Tom Lawrence
Professor of Strategic Management
- tom.lawrence@sbs.ox.ac.uk
Saïd Business School
University of Oxford
Park End Street
Oxford
OX1 1HP
Profile
Tom's areas of expertise include strategic management, organisational change, social innovation, institutional theory, and social change.
He is a leader in developing research strategy and organisation theory that integrates cultural understandings of organisations, industries and fields with a concern for the role of individuals and organisations in creating change. This work has appeared in the leading organisation and strategy journals, including Administrative Science Quarterly, Academy of Management Journal, Academy of Management Review, Harvard Business Review, Sloan Management Review, Organization Studies, Journal of Management Studies, Human Relations, and the Journal of Management. He is also a co-editor of the Sage Handbook of Organization Studies, Second Edition, Institutional Work: Actors and Agency in Institutional Studies of Organizations, and the Sage Handbook of Organizational Institutionalism, Second Edition.
Before joining Saïd Business School, Tom was the W. J. VanDusen Professor of Management at the Beedie School of Business, Simon Fraser University. Prior to that, Tom held permanent or visiting positions at the University of Victoria, University of British Columbia, Cambridge University, McGill University, St. Andrews University, and Chulalongkorn University. He received his PhD in organisational analysis and BComm in finance from the University of Alberta.
Expertise:
- Strategic management
- Institutional theory
- Social innovation
- Power and politics in organisations
- Language and culture in organisations
Read Tom's CV.
Research
Tom’s research focuses on how organisations and individuals effect major change in highly contested domains. Examples of these domains include healthcare, the natural environment, addiction and homelessness.
His work examines how change and innovation results from the interplay of politics, language and social networks. In particular, Tom’s research shows the importance of social institutions - widely held beliefs and values - in both facilitating and constraining social innovation and change.
Publications
Trajectories of Inclusion: The Role of Relationality in Shaping Disability Inclusion(opens in new window)
- Journal article
- Academy of Management Proceedings
Constructing envelopes: how institutional custodians can tame disruptive algorithms(opens in new window)
- Journal article
- Academy of Management Journal
Social-symbolic work in the construction of social problems: constructing gender inequality in Turkish social partnerships(opens in new window)
- Journal article
- Journal of Business Ethics
A social-symbolic work perspective on strategy as practice: the objects of strategy work(opens in new window)
- Chapter
- Cambridge Handbook of Strategy as Practice
Emplaced partnerships and the ethics of care, recognition and resilience(opens in new window)
- Journal article
- Journal of Business Ethics
Engagement
Tom Lawrence has been studying and teaching change and innovation for more than twenty years, with a particular emphasis on social innovation.
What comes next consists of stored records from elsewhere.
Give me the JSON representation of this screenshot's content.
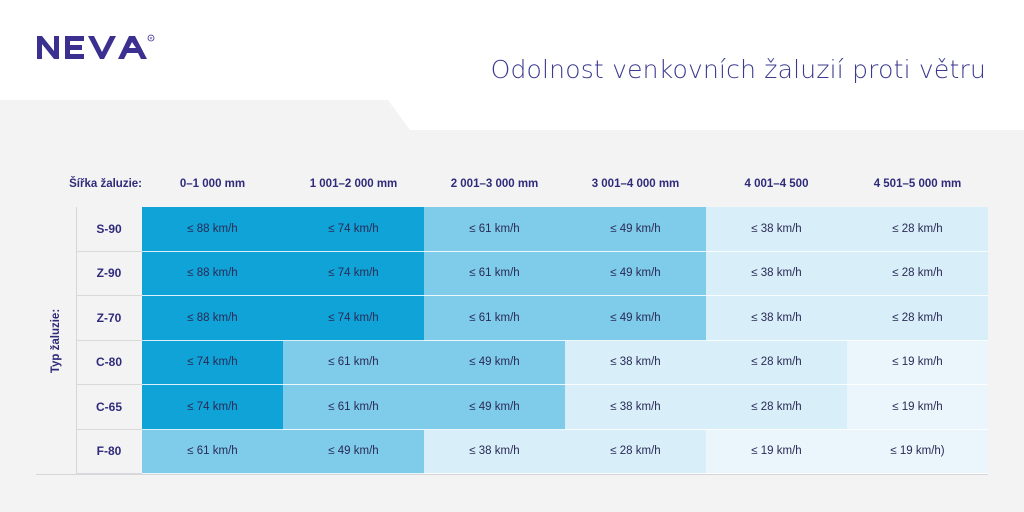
{
  "brand": {
    "name": "NEVA",
    "color": "#3b2f8f"
  },
  "title": "Odolnost venkovních žaluzií proti větru",
  "table": {
    "corner_label": "Šířka žaluzie:",
    "row_axis_label": "Typ žaluzie:",
    "columns": [
      "0–1 000 mm",
      "1 001–2 000 mm",
      "2 001–3 000 mm",
      "3 001–4 000 mm",
      "4 001–4 500",
      "4 501–5 000 mm"
    ],
    "rows": [
      {
        "type": "S-90",
        "values": [
          "≤ 88 km/h",
          "≤ 74 km/h",
          "≤ 61 km/h",
          "≤ 49 km/h",
          "≤ 38 km/h",
          "≤ 28 km/h"
        ],
        "levels": [
          0,
          0,
          1,
          1,
          2,
          3
        ]
      },
      {
        "type": "Z-90",
        "values": [
          "≤ 88 km/h",
          "≤ 74 km/h",
          "≤ 61 km/h",
          "≤ 49 km/h",
          "≤ 38 km/h",
          "≤ 28 km/h"
        ],
        "levels": [
          0,
          0,
          1,
          1,
          2,
          3
        ]
      },
      {
        "type": "Z-70",
        "values": [
          "≤ 88 km/h",
          "≤ 74 km/h",
          "≤ 61 km/h",
          "≤ 49 km/h",
          "≤ 38 km/h",
          "≤ 28 km/h"
        ],
        "levels": [
          0,
          0,
          1,
          1,
          2,
          3
        ]
      },
      {
        "type": "C-80",
        "values": [
          "≤ 74 km/h",
          "≤ 61 km/h",
          "≤ 49 km/h",
          "≤ 38 km/h",
          "≤ 28 km/h",
          "≤ 19 km/h"
        ],
        "levels": [
          0,
          1,
          1,
          2,
          3,
          4
        ]
      },
      {
        "type": "C-65",
        "values": [
          "≤ 74 km/h",
          "≤ 61 km/h",
          "≤ 49 km/h",
          "≤ 38 km/h",
          "≤ 28 km/h",
          "≤ 19 km/h"
        ],
        "levels": [
          0,
          1,
          1,
          2,
          3,
          4
        ]
      },
      {
        "type": "F-80",
        "values": [
          "≤ 61 km/h",
          "≤ 49 km/h",
          "≤ 38 km/h",
          "≤ 28 km/h",
          "≤ 19 km/h",
          "≤ 19 km/h)"
        ],
        "levels": [
          1,
          1,
          2,
          2,
          4,
          4
        ]
      }
    ],
    "level_colors": [
      "#0fa3d8",
      "#7fcbea",
      "#d8eef9",
      "#d8eef9",
      "#eaf6fc"
    ]
  }
}
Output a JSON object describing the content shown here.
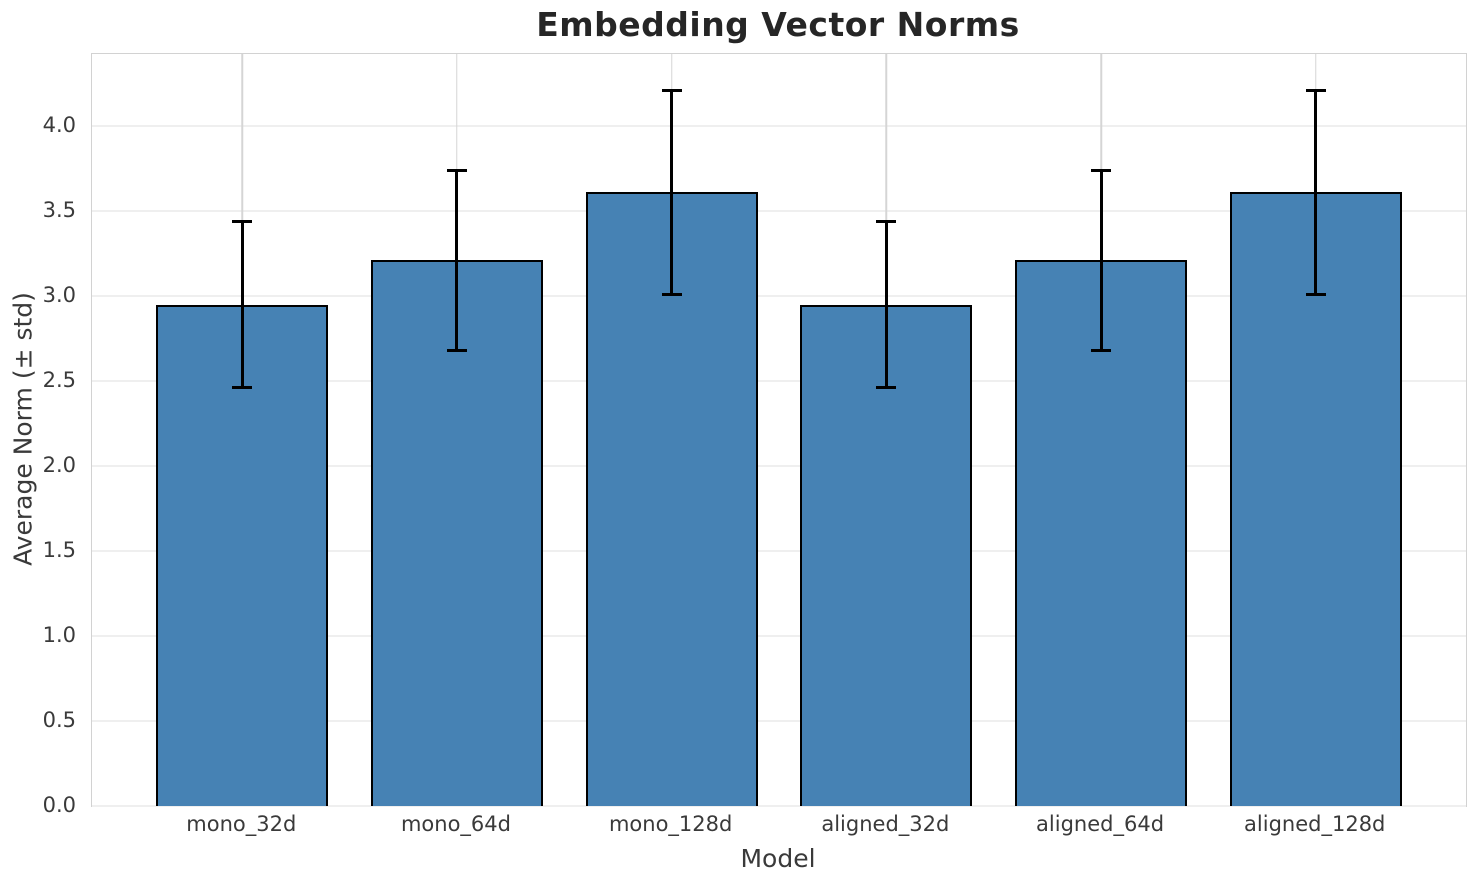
{
  "chart_data": {
    "type": "bar",
    "title": "Embedding Vector Norms",
    "xlabel": "Model",
    "ylabel": "Average Norm (± std)",
    "categories": [
      "mono_32d",
      "mono_64d",
      "mono_128d",
      "aligned_32d",
      "aligned_64d",
      "aligned_128d"
    ],
    "values": [
      2.95,
      3.21,
      3.61,
      2.95,
      3.21,
      3.61
    ],
    "errors": [
      0.49,
      0.53,
      0.6,
      0.49,
      0.53,
      0.6
    ],
    "error_style": "symmetric ± std with caps",
    "yticks": [
      0.0,
      0.5,
      1.0,
      1.5,
      2.0,
      2.5,
      3.0,
      3.5,
      4.0
    ],
    "ytick_labels": [
      "0.0",
      "0.5",
      "1.0",
      "1.5",
      "2.0",
      "2.5",
      "3.0",
      "3.5",
      "4.0"
    ],
    "ylim": [
      0,
      4.424
    ],
    "xlim": [
      -0.7,
      5.7
    ],
    "bar_width": 0.8,
    "grid": true,
    "legend": "none",
    "colors": {
      "bar_fill": "#4682B4",
      "bar_edge": "#000000",
      "error": "#000000",
      "grid_horizontal": "#efefef",
      "grid_vertical": "#d5d5d5",
      "spine": "#d2d2d2",
      "text": "#3a3a3a",
      "title": "#262626",
      "background": "#ffffff"
    }
  }
}
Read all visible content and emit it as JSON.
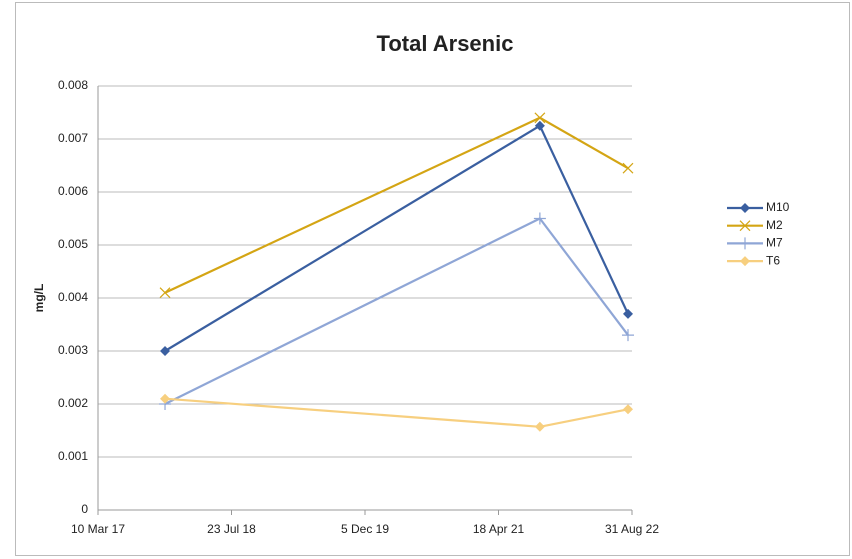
{
  "chart_data": {
    "type": "line",
    "title": "Total Arsenic",
    "y_label": "mg/L",
    "x": [
      "2017-11-16",
      "2021-09-20",
      "2022-08-16"
    ],
    "series": [
      {
        "name": "M10",
        "color": "#3a5fa0",
        "marker": "diamond",
        "values": [
          0.003,
          0.00725,
          0.0037
        ]
      },
      {
        "name": "M2",
        "color": "#d4a514",
        "marker": "x",
        "values": [
          0.0041,
          0.0074,
          0.00645
        ]
      },
      {
        "name": "M7",
        "color": "#8fa6d6",
        "marker": "plus",
        "values": [
          0.002,
          0.0055,
          0.0033
        ]
      },
      {
        "name": "T6",
        "color": "#f7cf7f",
        "marker": "diamond",
        "values": [
          0.0021,
          0.00157,
          0.0019
        ]
      }
    ],
    "xlim": [
      "2017-03-10",
      "2022-08-31"
    ],
    "xticks": [
      {
        "value": "2017-03-10",
        "label": "10 Mar 17"
      },
      {
        "value": "2018-07-23",
        "label": "23 Jul 18"
      },
      {
        "value": "2019-12-05",
        "label": "5 Dec 19"
      },
      {
        "value": "2021-04-18",
        "label": "18 Apr 21"
      },
      {
        "value": "2022-08-31",
        "label": "31 Aug 22"
      }
    ],
    "ylim": [
      0,
      0.008
    ],
    "yticks": [
      0,
      0.001,
      0.002,
      0.003,
      0.004,
      0.005,
      0.006,
      0.007,
      0.008
    ],
    "grid": true,
    "legend": "right"
  }
}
At the Beedie School of Business, Tom was the founding Director of the CMA Centre for Innovation, which conducted research on social, technological and organisational innovation. The Centre for Innovation supported research on social innovation in areas including corporate environmental responsibility, Aboriginal education, housing, addictions treatment, public health, and Aboriginal entrepreneurship. It launched the CMA Centre Social Innovation Case Competition for SFU undergraduate students, and supported the injection of social innovation into the Beedie School of Business curriculum.
Tom’s research has focused on social innovation in highly contested domains. In particular, he has examined the roles of power, language and institutions in fostering social change in domains such as HIV/AIDS treatment, ecotourism, drug policy, refugee systems, coastal forestry, and indigenous entrepreneurship. This work has been published in the most prestigious academic and practitioner publications, including Harvard Business Review, MIT Sloan Management Review, Administrative Science Quarterly, Academy of Management Journal and Academy of Management Review.
Tom’s engagement with change and innovation includes working with a wide range of private, public and voluntary sector organisations. Currently, he sits on the board of Mindset Foundation.
Teaching
Tom teaches strategy, management, innovation and entrepreneurship on MBA, Executive MBA, PhD and Executive Education programmes.
His aim is always to foster strategic thinking, so that students are better able to make complex organisational decisions and engage in effective strategic action.